Vi sono 4 varianti fondamentali:
- Accentrato: Vi è integrazione verticale tra le diverse divisioni e le politiche funzionali sono comuni a tutte le divisioni, in quanto curate e seguite dagli staff centrali.
- Integrato: I sistemi di coordinamento divengono più sofisticati. Le unità di staff centrali pianificano e gestiscono le competenze/conoscenze tecnologiche e commerciali distribuendole nelle varie aree prodotto-mercato.
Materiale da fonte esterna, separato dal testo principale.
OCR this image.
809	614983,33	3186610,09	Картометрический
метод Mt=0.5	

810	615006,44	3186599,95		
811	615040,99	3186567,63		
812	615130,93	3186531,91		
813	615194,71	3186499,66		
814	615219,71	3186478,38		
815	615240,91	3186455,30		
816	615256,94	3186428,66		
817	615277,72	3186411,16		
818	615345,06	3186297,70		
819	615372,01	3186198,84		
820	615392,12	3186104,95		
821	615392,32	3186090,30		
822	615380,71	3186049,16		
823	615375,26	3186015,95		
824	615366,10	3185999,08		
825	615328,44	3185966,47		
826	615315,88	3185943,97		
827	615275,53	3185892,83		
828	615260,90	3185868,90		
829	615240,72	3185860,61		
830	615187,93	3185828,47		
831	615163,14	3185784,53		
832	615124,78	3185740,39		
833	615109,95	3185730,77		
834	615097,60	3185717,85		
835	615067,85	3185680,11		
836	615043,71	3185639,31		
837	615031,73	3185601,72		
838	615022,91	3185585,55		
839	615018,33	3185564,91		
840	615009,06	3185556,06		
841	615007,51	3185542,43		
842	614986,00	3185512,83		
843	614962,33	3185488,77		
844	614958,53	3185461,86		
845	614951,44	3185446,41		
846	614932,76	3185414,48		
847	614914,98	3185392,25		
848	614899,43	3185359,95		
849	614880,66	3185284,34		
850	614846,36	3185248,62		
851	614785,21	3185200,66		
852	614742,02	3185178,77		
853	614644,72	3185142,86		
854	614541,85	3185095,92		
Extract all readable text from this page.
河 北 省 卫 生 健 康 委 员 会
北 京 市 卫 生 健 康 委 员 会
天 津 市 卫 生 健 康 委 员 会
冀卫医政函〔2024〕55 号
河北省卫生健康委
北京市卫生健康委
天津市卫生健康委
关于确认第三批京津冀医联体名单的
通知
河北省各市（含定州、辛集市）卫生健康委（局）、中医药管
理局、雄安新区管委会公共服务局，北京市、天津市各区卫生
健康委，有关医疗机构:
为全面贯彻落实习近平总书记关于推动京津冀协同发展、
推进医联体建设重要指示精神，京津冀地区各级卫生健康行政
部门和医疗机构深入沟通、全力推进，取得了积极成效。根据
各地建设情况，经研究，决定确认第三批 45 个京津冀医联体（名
Presenza di forti strutture di corporate, co comunque funzioni accentrate presso la società capo-gruppo. La diversificazione avviene mediante la formazione di diverse società. Diffuso nelle aziende di credito.
- Decentrato: Versione pura dello schema divisionale. Le divisioni sono largamente autonome nelle loro scelte, siano esse operative o strategiche. Il coordinamento avviene mediante incentivi di tipo economico (logica del mercato). Sviluppo limitato degli organi di staff centrali.
- Reticolare: Forte diversificazione per linee geografiche e per linee di prodotto. L'impresa "transnazionale" centralizza alcune risorse nel paese d'origine, mentre altre vengono centralizzate in altri contesti nazionali. Le singole divisioni godono di maggiore autonomia.